Y no es coña

Cuarenta y cinco años

La vida te da muchas oportunidades para considerar que es un lujo vivir, que te has dedicado a unas profesiones (periodismo y artes escénicas) que te dan muchas posibilidades de conocer a personas excepcionales a las que primero has admirado y después has tenido la suerte de pertenecer a su entorno, a sus amistades o incluso en ocasiones se ha dado la circunstancia de haber podido trabajar conjuntamente. Son muchos, decenas, probablemente centenares los que caben en esta definición general y uno repasa su agenda y no puede sentir otra cosa que satisfacción.

No obstante, el pasado miércoles día 15 de febrero de 2017 en el Polígono Hytasa de Sevilla, en una espléndido teatro de nueva planta que ha sido el legado de toda una vida y casi, casi la tumba de La Cuadra de Sevilla, pero que lleva el nombre de Salvador Távora, un hombre que acapara en su trayectoria cosas tan importantes como la coherencia, el pulso imaginativo, la fidelidad a unos lenguajes propios, a un imaginario colectivo, que ha sido galardonado con todos los reconocimientos posibles en su Andalucía, en España y en muchos lugares del mundo, y que ha tenido la gran suerte, la inmensa suerte de poder ver cuarenta y cinco años después, un nuevo montaje, dirigido por él, de «Quejío», la obra que conmocionó la escena española, que abrió un camino internacional y que fue un grito de lucha que resulta que si entonces fue sobre los jornaleros andaluces que debían huir de la pobreza a vender su fuerza de trabajo en diferentes lugares, hoy, el mensaje se puede acoplar sin ningún esfuerzo a la situación de los emigrantes que llegan a nuestras costas.

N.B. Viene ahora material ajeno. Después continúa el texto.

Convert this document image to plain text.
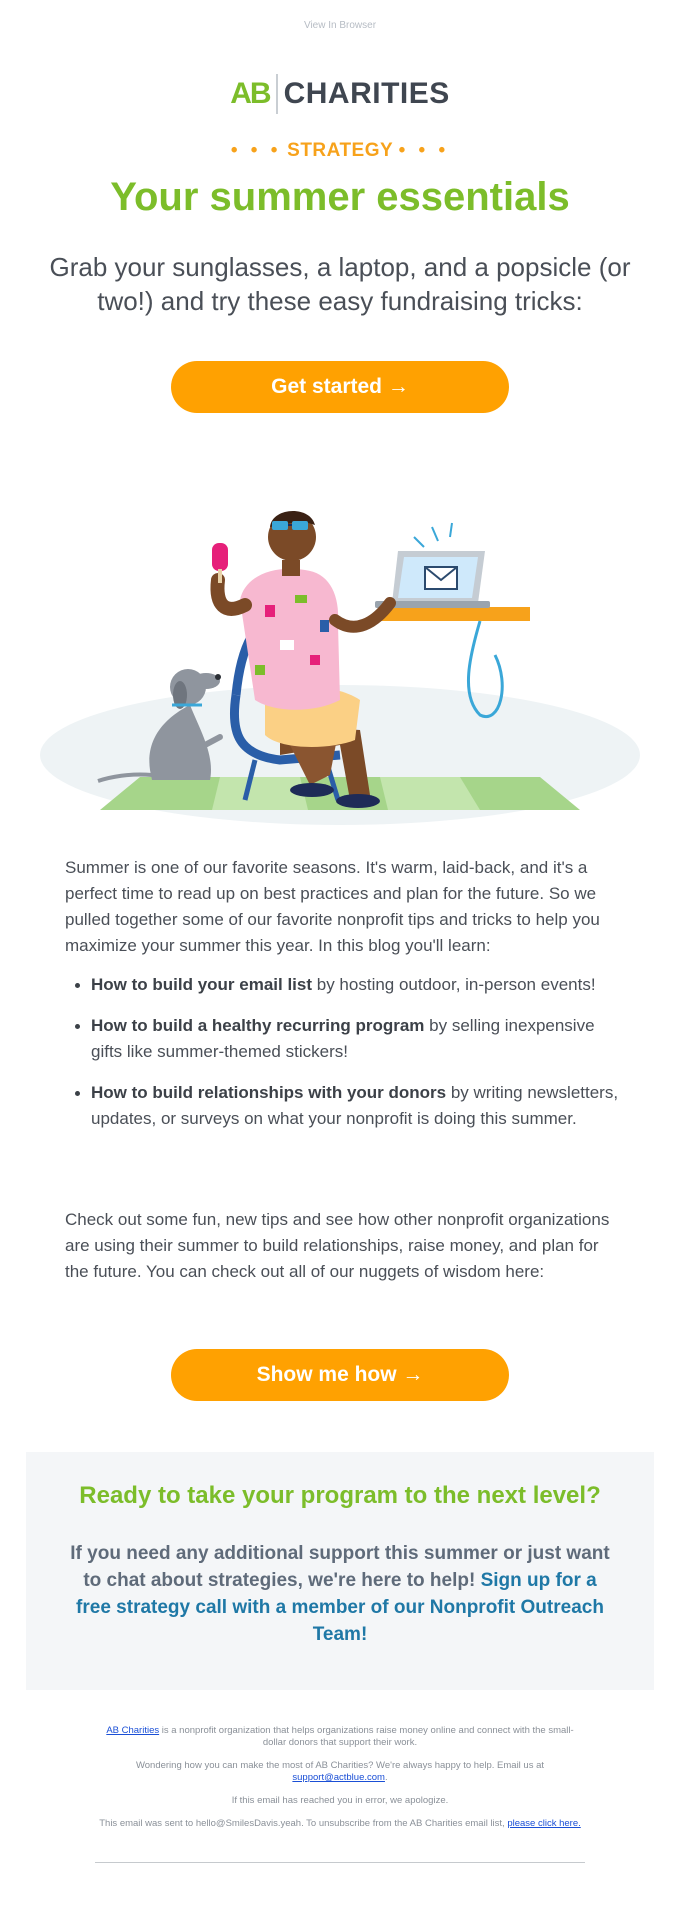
View In Browser
AB CHARITIES
• • • STRATEGY • • •
Your summer essentials

Grab your sunglasses, a laptop, and a popsicle (or two!) and try these easy fundraising tricks:

Get started →

Summer is one of our favorite seasons. It's warm, laid-back, and it's a perfect time to read up on best practices and plan for the future. So we pulled together some of our favorite nonprofit tips and tricks to help you maximize your summer this year. In this blog you'll learn:

How to build your email list by hosting outdoor, in-person events!
How to build a healthy recurring program by selling inexpensive gifts like summer-themed stickers!
How to build relationships with your donors by writing newsletters, updates, or surveys on what your nonprofit is doing this summer.

Check out some fun, new tips and see how other nonprofit organizations are using their summer to build relationships, raise money, and plan for the future. You can check out all of our nuggets of wisdom here:

Show me how →
Ready to take your program to the next level?

If you need any additional support this summer or just want to chat about strategies, we're here to help! Sign up for a free strategy call with a member of our Nonprofit Outreach Team!

AB Charities is a nonprofit organization that helps organizations raise money online and connect with the small-dollar donors that support their work.

Wondering how you can make the most of AB Charities? We're always happy to help. Email us at support@actblue.com.

If this email has reached you in error, we apologize.

This email was sent to hello@SmilesDavis.yeah. To unsubscribe from the AB Charities email list, please click here.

La vida te da oportunidades como es ver el primer «Quejío» hace cuarenta y cinco años. Sentirse atrapado por aquel montaje, colocarlo en un lugar predominante en las ganas de buscar un lenguaje propio, de hacer un teatro eficaz que se acomodase a los pensamientos políticos. Franco vivo, dictadura dura, un supuesto crecimiento económico, sin libertades, esos quejíos, ese flamenco reivindicativo, demoledor, que entraba cada jipío como una navaja en nuestros corazones y en nuestras conciencias, han formado parte de mi sustento teatral. Salvador Távora es una de las personas con las que más he discutido, hablado, debatido, filosofado de Teatro. He sido defensor siempre de La Cuadra. En sus momentos sublimes y en los que parecía entrar en un cierto manierismo. Siempre ha habido en sus trabajos una pulsión genuina, algo que me ha hecho reconciliarme con un teatro directo, sin demasiados adictivos, con las herramientas y tecnología justas y siempre al servicio del discurso.

Y al ver cuarenta y cinco años después «Quejío» he comprobado que ahí estaba ya todo, toda la teorización llegada de la intuición convertida en realidades escénicas, básicas, en estéticas que huía y huyen de los oropeles burgueses. Si ha existido alguna vez una posibilidad de un teatro popular en el sentido de estar al servicio de las clases populares, ha sido el salido de este foco, de este creador, de esa sencillez tan rotunda en sus consecuencias.

Una confesión: Salvador Távora tuvo un hijo fuera de su matrimonio eterno con La Cuadra, «Pasionaria, no pasarán» que hizo con Teatro Gasteiz a partir de un texto de Ignacio Amestoy y tuve el honor de ser su productor. Ciento tres funciones. Con salas abarrotadas y con salas medio llenas. Ciento tres veces con los públicos puestos en pie mientras sonaba la internacional. Ante públicos burgueses, neo-burgueses, de derechas o populares. Ganaba el teatro. Calaba el mensaje. No hablo de oídas.

Creo, de manera sincera, que este «Quejío» de 2017 tiene valores indiscutibles, teatrales, históricos, llega, conmueve, es una parte de nuestra historia, de nuestra mejor Historia Teatral, peor es un espectáculo actual, eficaz, que sigue hiriendo. Que Tenga larga vida sobre los escenarios y que Salvador lo pueda disfrutar. Programadores quitaros los prejuicios, la rutina, la falta de coraje: esta obra no es de reír, no, es de sentir, es de pensar, es de disfrutar. Es teatro del excelente. Se dice pronto, pero son cuarenta y cinco años y parece que fue ayer. Pero es hoy.